5.8. Nu de klacht gegrond wordt verklaard en aan de notaris een maatregel wordt opgelegd, ziet de kamer, in verband met het bepaalde bij artikel 103b lid 1 Wna en de Tijdelijke richtlijn kostenveroordeling kamers voor het notariaat (Staatscourant 2019, nr. 35649), aanleiding om de notaris te veroordelen in de kosten die in verband met de behandeling van deze zaak zijn gemaakt:

a. € 50 aan kosten van klaagster;

b. € 1.000 kosten van klaagster in verband met door een derde beroepsmatig verleende rechtsbijstand, vastgesteld op 2 punten, 1 voor het klaagschrift en 1 voor de bijstand ter zitting met een waarde per punt van € 500;

c. € 3.500 aan kosten voor behandeling van de klacht door de kamer.

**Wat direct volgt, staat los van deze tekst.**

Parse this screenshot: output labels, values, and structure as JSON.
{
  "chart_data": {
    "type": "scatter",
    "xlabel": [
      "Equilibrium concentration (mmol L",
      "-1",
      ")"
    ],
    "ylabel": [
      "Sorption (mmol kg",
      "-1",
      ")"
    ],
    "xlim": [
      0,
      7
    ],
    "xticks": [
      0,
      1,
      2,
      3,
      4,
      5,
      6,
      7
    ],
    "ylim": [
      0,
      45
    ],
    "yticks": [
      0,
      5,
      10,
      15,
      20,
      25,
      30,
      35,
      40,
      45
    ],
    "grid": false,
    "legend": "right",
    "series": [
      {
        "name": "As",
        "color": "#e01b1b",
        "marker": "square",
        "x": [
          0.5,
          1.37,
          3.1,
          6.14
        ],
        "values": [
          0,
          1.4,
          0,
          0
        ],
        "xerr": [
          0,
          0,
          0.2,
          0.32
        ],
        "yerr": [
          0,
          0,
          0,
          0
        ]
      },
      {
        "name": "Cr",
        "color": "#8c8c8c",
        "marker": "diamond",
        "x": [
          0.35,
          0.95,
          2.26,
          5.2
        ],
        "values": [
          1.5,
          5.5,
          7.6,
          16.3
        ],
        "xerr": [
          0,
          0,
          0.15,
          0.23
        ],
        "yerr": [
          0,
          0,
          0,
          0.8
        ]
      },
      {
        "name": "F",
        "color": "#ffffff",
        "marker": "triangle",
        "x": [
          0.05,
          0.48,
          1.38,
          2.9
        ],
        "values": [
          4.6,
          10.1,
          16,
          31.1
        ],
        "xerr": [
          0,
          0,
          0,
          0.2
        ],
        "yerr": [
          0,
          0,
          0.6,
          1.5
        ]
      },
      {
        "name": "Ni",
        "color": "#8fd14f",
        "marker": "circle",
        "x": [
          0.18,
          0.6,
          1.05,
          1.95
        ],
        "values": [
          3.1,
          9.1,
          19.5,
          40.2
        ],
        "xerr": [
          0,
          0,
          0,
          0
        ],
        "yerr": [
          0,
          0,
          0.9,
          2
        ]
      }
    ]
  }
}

Er zijn geen bijzondere omstandigheden gebleken die aanleiding geven tot een andere beslissing.

5.9. De notaris dient de kosten van klaagster (€ 1.050) en het door klaagster betaalde griffierecht (€ 50) binnen vier weken na het onherroepelijk worden van deze beslissing aan klaagster te voldoen. Klaagster dient daartoe tijdig schriftelijk het rekeningnummer waarop dit dient te worden betaald aan de notaris door te geven.

5.10. De notaris dient de kosten van de behandeling van de klacht door de kamer na het onherroepelijk worden van deze beslissing te voldoen aan het Landelijk Dienstencentrum voor de Rechtspraak (LDCR), waarbij de in de artikelen 103b lid 3 Wna bepaalde termijn en de wijze waarop de kosten moeten worden voldaan door het LDCR per brief aan de notaris zullen worden meegedeeld.

6. De beslissing

De kamer voor het notariaat in het ressort Arnhem-Leeuwarden:

-       verklaart de klacht gegrond;

-       legt de notaris de maatregel van berisping op;

-       veroordeelt de notaris tot betaling aan klaagster van € 1.100, aan griffierecht en kosten, op de wijze en binnen de termijn als hiervóór onder 5.9. bepaald;

-       veroordeelt de notaris tot betaling van € 3.500, zijnde de kosten van behandeling van de klacht door de kamer, op de wijze en binnen de termijn als hiervóór onder 5.10. bepaald.

Deze beslissing is gegeven door mr. D. Vergunst, voorzitter, mr. J.G.T.M. Castrop en mr. F. Drost, leden, en in tegenwoordigheid van mr. E.B.T. Kienhuis, secretaris, door de voorzitter in het openbaar uitgesproken op 30 oktober 2019.                 

Tegen deze beslissing van de kamer voor het notariaat kunnen partijen binnen dertig dagen na de datum van verzending van deze beslissing hoger beroep instellen bij het gerechtshof Amsterdam, Postbus 1312, 1000 BH Amsterdam.